Podcaster Ben Berndt wehrt sich gegen Zensurvorwürfe der Medienaufsicht
Susan auch SchlauchinPodcaster Ben Berndt wehrt sich gegen Zensurvorwürfe der Medienaufsicht
Die Landesmedienanstalt Nordrhein-Westfalen hat den Podcaster Ben Berndt angewiesen, sein Interview mit dem AfD-Politiker Björn Höcke nachträglich zu bearbeiten. Berndt lehnte dies öffentlich ab und bezeichnete die Forderung als Zensurversuch. Die betreffende Folge wurde bereits über sechs Millionen Mal gestreamt.

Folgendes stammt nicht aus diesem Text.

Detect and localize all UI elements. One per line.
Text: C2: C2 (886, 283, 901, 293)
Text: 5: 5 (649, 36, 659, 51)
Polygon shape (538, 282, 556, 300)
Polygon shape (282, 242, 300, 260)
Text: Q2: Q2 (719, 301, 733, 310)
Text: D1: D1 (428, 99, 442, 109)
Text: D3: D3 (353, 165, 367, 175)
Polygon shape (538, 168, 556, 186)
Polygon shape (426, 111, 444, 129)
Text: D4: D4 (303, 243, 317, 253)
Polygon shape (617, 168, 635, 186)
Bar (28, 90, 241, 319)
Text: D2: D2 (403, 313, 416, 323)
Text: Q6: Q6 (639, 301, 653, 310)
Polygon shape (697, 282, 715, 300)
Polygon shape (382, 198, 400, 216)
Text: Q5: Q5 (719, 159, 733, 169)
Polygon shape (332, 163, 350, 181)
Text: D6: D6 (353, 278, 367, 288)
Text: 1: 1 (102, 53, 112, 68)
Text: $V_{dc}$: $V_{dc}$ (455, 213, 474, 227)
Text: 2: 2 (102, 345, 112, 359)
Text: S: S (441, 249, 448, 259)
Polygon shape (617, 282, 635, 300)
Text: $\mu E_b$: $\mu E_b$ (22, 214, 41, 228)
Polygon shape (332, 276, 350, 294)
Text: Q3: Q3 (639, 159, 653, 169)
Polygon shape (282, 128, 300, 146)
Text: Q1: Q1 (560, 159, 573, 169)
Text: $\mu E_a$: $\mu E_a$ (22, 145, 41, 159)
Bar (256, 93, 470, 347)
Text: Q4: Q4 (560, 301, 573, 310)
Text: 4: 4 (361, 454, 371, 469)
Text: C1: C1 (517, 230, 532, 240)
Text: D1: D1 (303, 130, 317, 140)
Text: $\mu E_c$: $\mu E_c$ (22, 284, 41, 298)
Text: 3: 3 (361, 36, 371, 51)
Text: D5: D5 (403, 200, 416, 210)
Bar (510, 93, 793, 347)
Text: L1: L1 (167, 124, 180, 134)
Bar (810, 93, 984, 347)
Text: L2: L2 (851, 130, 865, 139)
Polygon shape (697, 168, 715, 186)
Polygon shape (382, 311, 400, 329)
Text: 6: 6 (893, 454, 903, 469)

In dem Podcast ungeskriptet (Unscripted) hatte Höcke über seine juristischen Verurteilungen wegen der Verwendung des Slogans „Alles für Deutschland“ gesprochen. Berndt hatte die Folge bereits einmal überarbeitet, nachdem die ehemalige AfD-Co-Vorsitzende Frauke Petry auf eine sachliche Unrichtigkeit in Bezug auf ihre Person hingewiesen hatte.
Die LfM hat Berndt bis zum 30. Juni Zeit gegeben, zu bestätigen, ob er die Episode überarbeitet und mit erklärenden Hinweisen versehen hat. Die Behörde betont, dass es sich nicht um ein förmliches Verfahren handle, sondern um eine „mildeste Maßnahme“ in Form einer Empfehlung. Seit 2020 überwachen die Landesmedienanstalten bestimmte Online-Inhalte; die nordrhein-westfälische Behörde hat bisher 38 solche Hinweise erteilt.
Berndt kündigte an, der Aufforderung nicht nachzukommen, und erklärte: „Wenn ich nachgebe, fangen vielleicht tausende andere Podcaster an, sich selbst zu zensieren.“ Gegenüber der LfM reagierte er kämpferisch: „Der Staat will mich zensieren. Da habt ihr euch den Falschen ausgesucht.“
Die LfM weist Vorwürfe der Zensur zurück und stellt ihren Schritt als routinemäßige Empfehlung dar. Berndts Weigerung könnte zu einer Konfrontation über die redaktionelle Freiheit führen. Das Ergebnis wird zeigen, ob die Folge unverändert bleibt oder zwingend überarbeitet werden muss.